About an hour out of Rosslare Harbour, an announcement had come over the ship's tannoy for the benefit of the relatively small number of passengers on the ferry, mostly freight drivers and including four foot passengers.

A Wicklowman and his French girlfriend said they were told there would be a delay in disembarking after docking, as a number of 'unauthorised people' had been found on board.

At. 7.15 p.m. on Thursday evening, Superintendent Doyle gave an update on the incident during the scheduled press briefing.

He said staff on the ferry, with the assistance of the driver, opened the trailer unit and 16 males were removed and brought to a private lounge on the vessel where they received immediate medical and welfare care.

'All 16 males were medically assessed by doctors and ambulance personnel on the ferry and are assessed to be good health.

'Gardai believe that all the men are of Middle Eastern origin and are adults but gardai continue to confirm the age of one man who may be a juvenile'. The Superintendent said officers were processing the men under immigration legislation.

'After our initial enquiries they will be transferred to a reception centre organised by the Reception and Integration Agency (RIA) where their welfare concerns will be addressed.

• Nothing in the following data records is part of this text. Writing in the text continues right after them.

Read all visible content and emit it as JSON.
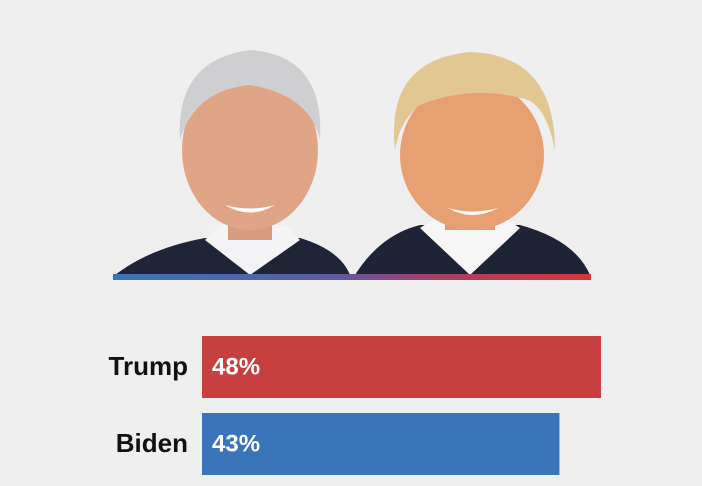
{
  "chart_data": {
    "type": "bar",
    "orientation": "horizontal",
    "categories": [
      "Trump",
      "Biden"
    ],
    "values": [
      48,
      43
    ],
    "value_labels": [
      "48%",
      "43%"
    ],
    "colors": [
      "#c5403f",
      "#3a75b9"
    ]
  }
}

'This has been a traumatic experience for these men and they are being treated with sympathy and compassion'.

'The articulated lorry was photographed and examined on the ferry and has now been removed to a secure location for further technical examination.

'The tractor and trailer are owned by a local Irish based company. The owners are cooperating fully with the ongoing investigation. The driver is a male in his 50's, a resident of Ireland for over 25 years, a long-time employee of the company, and he is cooperating fully with the ongoing investigation'.

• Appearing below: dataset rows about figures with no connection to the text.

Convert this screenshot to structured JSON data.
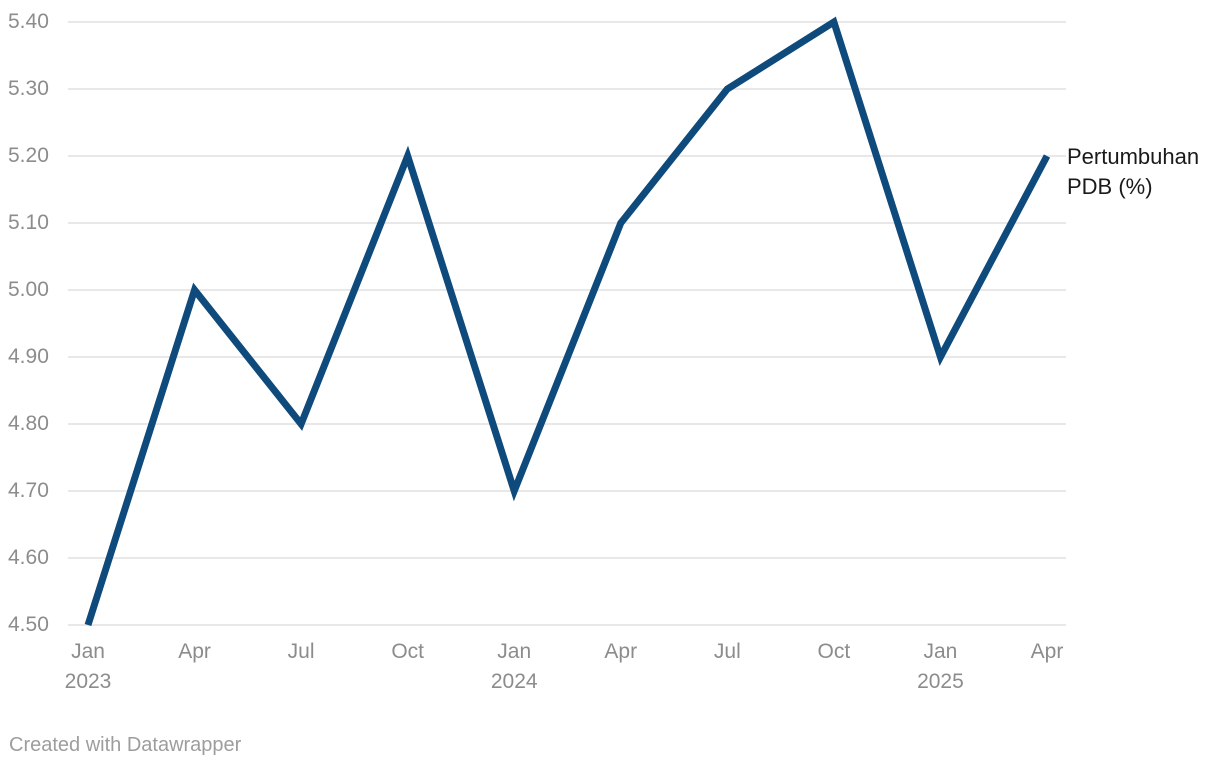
{
  "chart_data": {
    "type": "line",
    "title": "",
    "series_label": "Pertumbuhan PDB (%)",
    "x": [
      "Jan 2023",
      "Apr 2023",
      "Jul 2023",
      "Oct 2023",
      "Jan 2024",
      "Apr 2024",
      "Jul 2024",
      "Oct 2024",
      "Jan 2025",
      "Apr 2025"
    ],
    "x_ticks": [
      {
        "month": "Jan",
        "year": "2023"
      },
      {
        "month": "Apr",
        "year": ""
      },
      {
        "month": "Jul",
        "year": ""
      },
      {
        "month": "Oct",
        "year": ""
      },
      {
        "month": "Jan",
        "year": "2024"
      },
      {
        "month": "Apr",
        "year": ""
      },
      {
        "month": "Jul",
        "year": ""
      },
      {
        "month": "Oct",
        "year": ""
      },
      {
        "month": "Jan",
        "year": "2025"
      },
      {
        "month": "Apr",
        "year": ""
      }
    ],
    "values": [
      4.5,
      5.0,
      4.8,
      5.2,
      4.7,
      5.1,
      5.3,
      5.4,
      4.9,
      5.2
    ],
    "y_ticks": [
      "5.40",
      "5.30",
      "5.20",
      "5.10",
      "5.00",
      "4.90",
      "4.80",
      "4.70",
      "4.60",
      "4.50"
    ],
    "y_tick_values": [
      5.4,
      5.3,
      5.2,
      5.1,
      5.0,
      4.9,
      4.8,
      4.7,
      4.6,
      4.5
    ],
    "ylim": [
      4.5,
      5.4
    ],
    "grid": true,
    "legend_position": "right of line end",
    "colors": {
      "line": "#0e4a7b",
      "grid": "#e8e8e8",
      "tick_label": "#8c8c8c",
      "series_label": "#1a1a1a",
      "attribution": "#9d9d9d"
    }
  },
  "footer": {
    "attribution": "Created with Datawrapper"
  }
}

In response to questions, Superintendent Doyle said the migrants had been in the trailer for up to 12 hours and were in 'excellent condition and all medically sound' when assessed.

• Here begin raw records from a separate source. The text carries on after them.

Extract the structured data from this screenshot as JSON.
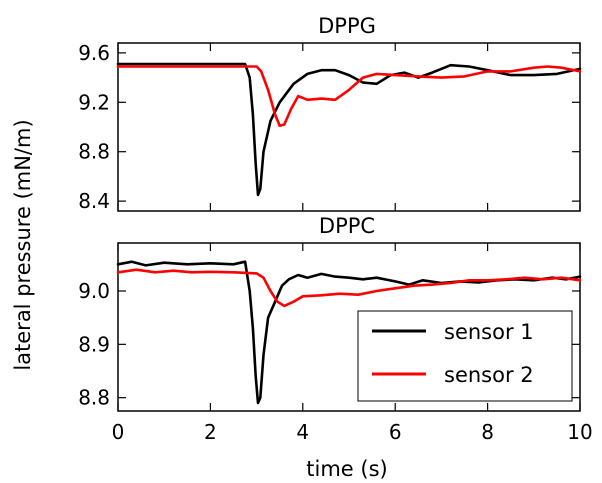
{
  "chart_data": [
    {
      "type": "line",
      "title": "DPPG",
      "xlabel": "time (s)",
      "ylabel": "lateral pressure (mN/m)",
      "xlim": [
        0,
        10
      ],
      "ylim": [
        8.32,
        9.68
      ],
      "xticks": [
        0,
        2,
        4,
        6,
        8,
        10
      ],
      "yticks": [
        8.4,
        8.8,
        9.2,
        9.6
      ],
      "ytick_labels": [
        "8.4",
        "8.8",
        "9.2",
        "9.6"
      ],
      "grid": false,
      "series": [
        {
          "name": "sensor 1",
          "color": "#000000",
          "points": [
            [
              0,
              9.51
            ],
            [
              1,
              9.51
            ],
            [
              2,
              9.51
            ],
            [
              2.75,
              9.51
            ],
            [
              2.85,
              9.4
            ],
            [
              2.92,
              9.1
            ],
            [
              2.98,
              8.7
            ],
            [
              3.03,
              8.45
            ],
            [
              3.08,
              8.5
            ],
            [
              3.15,
              8.8
            ],
            [
              3.3,
              9.05
            ],
            [
              3.5,
              9.2
            ],
            [
              3.8,
              9.35
            ],
            [
              4.1,
              9.43
            ],
            [
              4.4,
              9.46
            ],
            [
              4.7,
              9.46
            ],
            [
              5.0,
              9.42
            ],
            [
              5.3,
              9.36
            ],
            [
              5.6,
              9.35
            ],
            [
              5.9,
              9.42
            ],
            [
              6.2,
              9.44
            ],
            [
              6.5,
              9.4
            ],
            [
              6.8,
              9.44
            ],
            [
              7.2,
              9.5
            ],
            [
              7.6,
              9.49
            ],
            [
              8.0,
              9.46
            ],
            [
              8.5,
              9.42
            ],
            [
              9.0,
              9.42
            ],
            [
              9.5,
              9.43
            ],
            [
              10,
              9.47
            ]
          ]
        },
        {
          "name": "sensor 2",
          "color": "#ff0000",
          "points": [
            [
              0,
              9.49
            ],
            [
              1,
              9.49
            ],
            [
              2,
              9.49
            ],
            [
              3.0,
              9.49
            ],
            [
              3.1,
              9.45
            ],
            [
              3.25,
              9.3
            ],
            [
              3.4,
              9.1
            ],
            [
              3.5,
              9.01
            ],
            [
              3.6,
              9.02
            ],
            [
              3.75,
              9.15
            ],
            [
              3.9,
              9.25
            ],
            [
              4.1,
              9.22
            ],
            [
              4.4,
              9.23
            ],
            [
              4.7,
              9.22
            ],
            [
              5.0,
              9.3
            ],
            [
              5.3,
              9.4
            ],
            [
              5.6,
              9.43
            ],
            [
              6.0,
              9.42
            ],
            [
              6.5,
              9.41
            ],
            [
              7.0,
              9.4
            ],
            [
              7.5,
              9.41
            ],
            [
              8.0,
              9.45
            ],
            [
              8.5,
              9.45
            ],
            [
              9.0,
              9.48
            ],
            [
              9.3,
              9.49
            ],
            [
              9.6,
              9.48
            ],
            [
              10,
              9.45
            ]
          ]
        }
      ]
    },
    {
      "type": "line",
      "title": "DPPC",
      "xlabel": "time (s)",
      "ylabel": "lateral pressure (mN/m)",
      "xlim": [
        0,
        10
      ],
      "ylim": [
        8.775,
        9.09
      ],
      "xticks": [
        0,
        2,
        4,
        6,
        8,
        10
      ],
      "xtick_labels": [
        "0",
        "2",
        "4",
        "6",
        "8",
        "10"
      ],
      "yticks": [
        8.8,
        8.9,
        9.0
      ],
      "ytick_labels": [
        "8.8",
        "8.9",
        "9.0"
      ],
      "grid": false,
      "legend": "bottom-right",
      "series": [
        {
          "name": "sensor 1",
          "color": "#000000",
          "points": [
            [
              0,
              9.05
            ],
            [
              0.3,
              9.055
            ],
            [
              0.6,
              9.048
            ],
            [
              1.0,
              9.053
            ],
            [
              1.5,
              9.05
            ],
            [
              2.0,
              9.052
            ],
            [
              2.5,
              9.05
            ],
            [
              2.75,
              9.055
            ],
            [
              2.85,
              9.0
            ],
            [
              2.92,
              8.93
            ],
            [
              2.98,
              8.84
            ],
            [
              3.03,
              8.79
            ],
            [
              3.08,
              8.8
            ],
            [
              3.15,
              8.88
            ],
            [
              3.25,
              8.95
            ],
            [
              3.4,
              8.98
            ],
            [
              3.55,
              9.01
            ],
            [
              3.7,
              9.022
            ],
            [
              3.9,
              9.03
            ],
            [
              4.1,
              9.025
            ],
            [
              4.4,
              9.032
            ],
            [
              4.7,
              9.027
            ],
            [
              5.0,
              9.025
            ],
            [
              5.3,
              9.022
            ],
            [
              5.6,
              9.025
            ],
            [
              6.0,
              9.018
            ],
            [
              6.3,
              9.012
            ],
            [
              6.6,
              9.02
            ],
            [
              7.0,
              9.015
            ],
            [
              7.4,
              9.018
            ],
            [
              7.8,
              9.016
            ],
            [
              8.2,
              9.02
            ],
            [
              8.6,
              9.022
            ],
            [
              9.0,
              9.02
            ],
            [
              9.4,
              9.025
            ],
            [
              9.7,
              9.022
            ],
            [
              10,
              9.027
            ]
          ]
        },
        {
          "name": "sensor 2",
          "color": "#ff0000",
          "points": [
            [
              0,
              9.035
            ],
            [
              0.4,
              9.04
            ],
            [
              0.8,
              9.035
            ],
            [
              1.2,
              9.038
            ],
            [
              1.6,
              9.035
            ],
            [
              2.0,
              9.036
            ],
            [
              2.5,
              9.035
            ],
            [
              3.0,
              9.033
            ],
            [
              3.15,
              9.025
            ],
            [
              3.3,
              9.0
            ],
            [
              3.45,
              8.98
            ],
            [
              3.6,
              8.972
            ],
            [
              3.8,
              8.98
            ],
            [
              4.0,
              8.99
            ],
            [
              4.4,
              8.992
            ],
            [
              4.8,
              8.995
            ],
            [
              5.2,
              8.993
            ],
            [
              5.6,
              9.0
            ],
            [
              6.0,
              9.005
            ],
            [
              6.4,
              9.01
            ],
            [
              6.8,
              9.012
            ],
            [
              7.2,
              9.015
            ],
            [
              7.6,
              9.02
            ],
            [
              8.0,
              9.02
            ],
            [
              8.4,
              9.022
            ],
            [
              8.8,
              9.025
            ],
            [
              9.2,
              9.022
            ],
            [
              9.6,
              9.025
            ],
            [
              10,
              9.02
            ]
          ]
        }
      ]
    }
  ],
  "legend": {
    "entries": [
      {
        "label": "sensor 1",
        "color": "#000000"
      },
      {
        "label": "sensor 2",
        "color": "#ff0000"
      }
    ]
  }
}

'They were in good spirits and good health. None of them seemed to be in too much distress'

The Superintendent said he was aware of reports that the men were heard banging on the trailer but he could not confirm that.

He said that in light of other well-documented tragedies in the past, it was very fortunate that the men were in good health.

Commending Wexford General Hospital and the emergency services for their assistance, he said the gardai had time to put a plan place before the ferry docked.

An interpretor was brought in to assist with communication and a number of the migrants had broken English.

The following day, it was confirmed that all the men were believed to be of Kurdish ethnicity from the Middle East region but their formal identification was ongoing.

An initial report that the trailer was a refrigerated unit similar to the one involved in the Essex deaths, was clarified by a Garda press office representative who said it was 'climate controlled' rather than being a freezer unit.

He also stated that the gardai were not necessarily saying the men were trafficked, but they may have gone into the truck voluntarily.'We have a very open mind about how they got here'.

The press officer said the men would be kept together as a group for the time being and brought to a refugee reception centre, although he wouldn't confirm the location of the premises.

The 16-strong group, including one minor who is now in the care of the child protection agency Tusla, applied for international protection before being taken from Rosslare Harbour.

They were processed by the International Protection Office, a section within the Irish Naturalisation and Immigration Service (NIS).

However, over the weekend, it was reported that a number of the migrants were now unaccounted for, having left their accommodation by Friday night, which they were entitled to do, as they were not in detention and not obliged to stay in accommodation provided by the State. It was suspected that those who left the refugee centre may have been hoping to make it to the UK. But Garda Press office would not confirm this report.

Gardai are continuing their criminal investigation into the circumstances of the incident and anyone with information, no matter how insignificant it may appear, is asked to contact investigating gardai at Wexford Garda Station on 053 9165200, the Garda Confidential Line on 18006611 or Crimestoppers on 1800250025 or any station.